One of the biggest pressures faced by our health and social care system today is the increase in long-term conditions such as cardiovascular disease, type 2 diabetes, obesity, arthritis, cancer and depression.
Inactivity due to ill health costs the UK economy £15 billion a year. And existing inequalities mean that people living in disadvantaged areas are more likely to become ill.
We know that helping people maintain an active lifestyle leads to better health, particularly among those with long-term conditions. But the failure of successive NHS strategies has proved that getting people to move more is harder than it sounds.
As partners with the National Centre for Sport and Exercise Medicine, we have helped Sheffield rise to the challenge — by pioneering a world-first new model for health services.

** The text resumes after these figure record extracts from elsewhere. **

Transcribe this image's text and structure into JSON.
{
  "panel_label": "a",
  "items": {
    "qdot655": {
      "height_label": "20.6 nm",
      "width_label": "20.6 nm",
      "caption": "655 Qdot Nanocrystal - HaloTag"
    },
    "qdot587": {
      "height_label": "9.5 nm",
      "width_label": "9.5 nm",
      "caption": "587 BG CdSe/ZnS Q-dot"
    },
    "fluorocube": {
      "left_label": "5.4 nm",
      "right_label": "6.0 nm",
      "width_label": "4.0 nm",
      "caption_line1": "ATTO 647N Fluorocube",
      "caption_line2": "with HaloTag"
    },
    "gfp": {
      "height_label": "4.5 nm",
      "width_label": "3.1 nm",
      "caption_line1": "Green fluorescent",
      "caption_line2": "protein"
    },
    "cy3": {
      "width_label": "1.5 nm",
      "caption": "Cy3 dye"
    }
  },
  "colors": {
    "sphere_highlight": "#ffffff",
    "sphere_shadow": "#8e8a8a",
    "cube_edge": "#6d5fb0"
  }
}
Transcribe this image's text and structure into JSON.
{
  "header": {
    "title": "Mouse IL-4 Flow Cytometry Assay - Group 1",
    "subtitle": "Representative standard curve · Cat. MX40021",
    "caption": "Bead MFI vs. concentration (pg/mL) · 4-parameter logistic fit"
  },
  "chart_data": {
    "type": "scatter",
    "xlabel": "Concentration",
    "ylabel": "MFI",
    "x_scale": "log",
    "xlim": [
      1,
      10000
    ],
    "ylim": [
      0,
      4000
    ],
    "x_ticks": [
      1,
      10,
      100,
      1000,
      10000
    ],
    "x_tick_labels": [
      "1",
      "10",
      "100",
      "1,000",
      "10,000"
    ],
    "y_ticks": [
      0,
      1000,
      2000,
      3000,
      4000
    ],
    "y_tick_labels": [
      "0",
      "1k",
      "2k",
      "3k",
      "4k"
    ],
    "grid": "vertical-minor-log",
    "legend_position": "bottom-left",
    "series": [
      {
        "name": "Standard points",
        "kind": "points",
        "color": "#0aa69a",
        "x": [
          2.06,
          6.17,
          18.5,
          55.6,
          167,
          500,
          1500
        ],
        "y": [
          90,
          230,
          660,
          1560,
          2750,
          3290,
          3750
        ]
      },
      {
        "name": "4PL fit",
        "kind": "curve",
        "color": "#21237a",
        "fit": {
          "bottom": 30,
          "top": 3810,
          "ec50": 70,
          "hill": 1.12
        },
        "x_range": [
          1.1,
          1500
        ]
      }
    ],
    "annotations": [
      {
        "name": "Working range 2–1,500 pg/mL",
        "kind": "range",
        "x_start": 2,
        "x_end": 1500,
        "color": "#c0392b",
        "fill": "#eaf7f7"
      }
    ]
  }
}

By moving clinical appointments out of hospitals and doctors’ surgeries and into specially designed community leisure centres, we’ve played a key role in helping thousands of people to become more active — and allowing NHS staff to work more closely together.
How the idea developed
It all started with the London 2012 Olympic Games. As part of the tournament’s legacy, the government set up the National Centre for Sport and Exercise Medicine (NCSEM), with one of its three hubs located in Sheffield.
Its aim was to improve health and wellbeing services by bringing together people from different sectors, including council bodies, NHS trusts and academics — including us here at the Advanced Wellbeing Research Centre.
At the same time, local NHS managers were reviewing how they provide their musculoskeletal services. Through the new centre, we were brought in to discuss how they might deliver services differently. After consulting patients we found many wanted to be supported to be more mobile and active, rather than having an operation.
At the same time, we found that physiotherapists were often working on their own in GP surgeries. They didn't have the opportunity to speak to other colleagues and share ideas for treatment.
We thought about how to tackle both challenges — helping people stay active, and enabling more collaboration between clinicians. Our answer was to move hospital and GP appointments into the community. And that’s how we came up with Move More centres.
So what is a Move More centre?
Through the NCSEM, we have created three Move More centres in Sheffield, all based in leisure centres which were already embedded in the communities they serve.
Walk into one and at first glance it looks like a regular leisure centre, with a gym, swimming pool and a cafe. But look closer and you’ll see crutches, wheelchairs and other signs of limited mobility.
That’s because it’s also used as an NHS waiting room for appointments for people with long-term conditions such as musculoskeletal problems or diabetes, and for those recovering from neurological events like strokes.
Once called up, patients are taken to one of 20 large clinical rooms and assessed. They are often put on a 12-week supported programme of physical activity. Often, you’ll see physiotherapists taking their patient straight into the gym next door to get them started.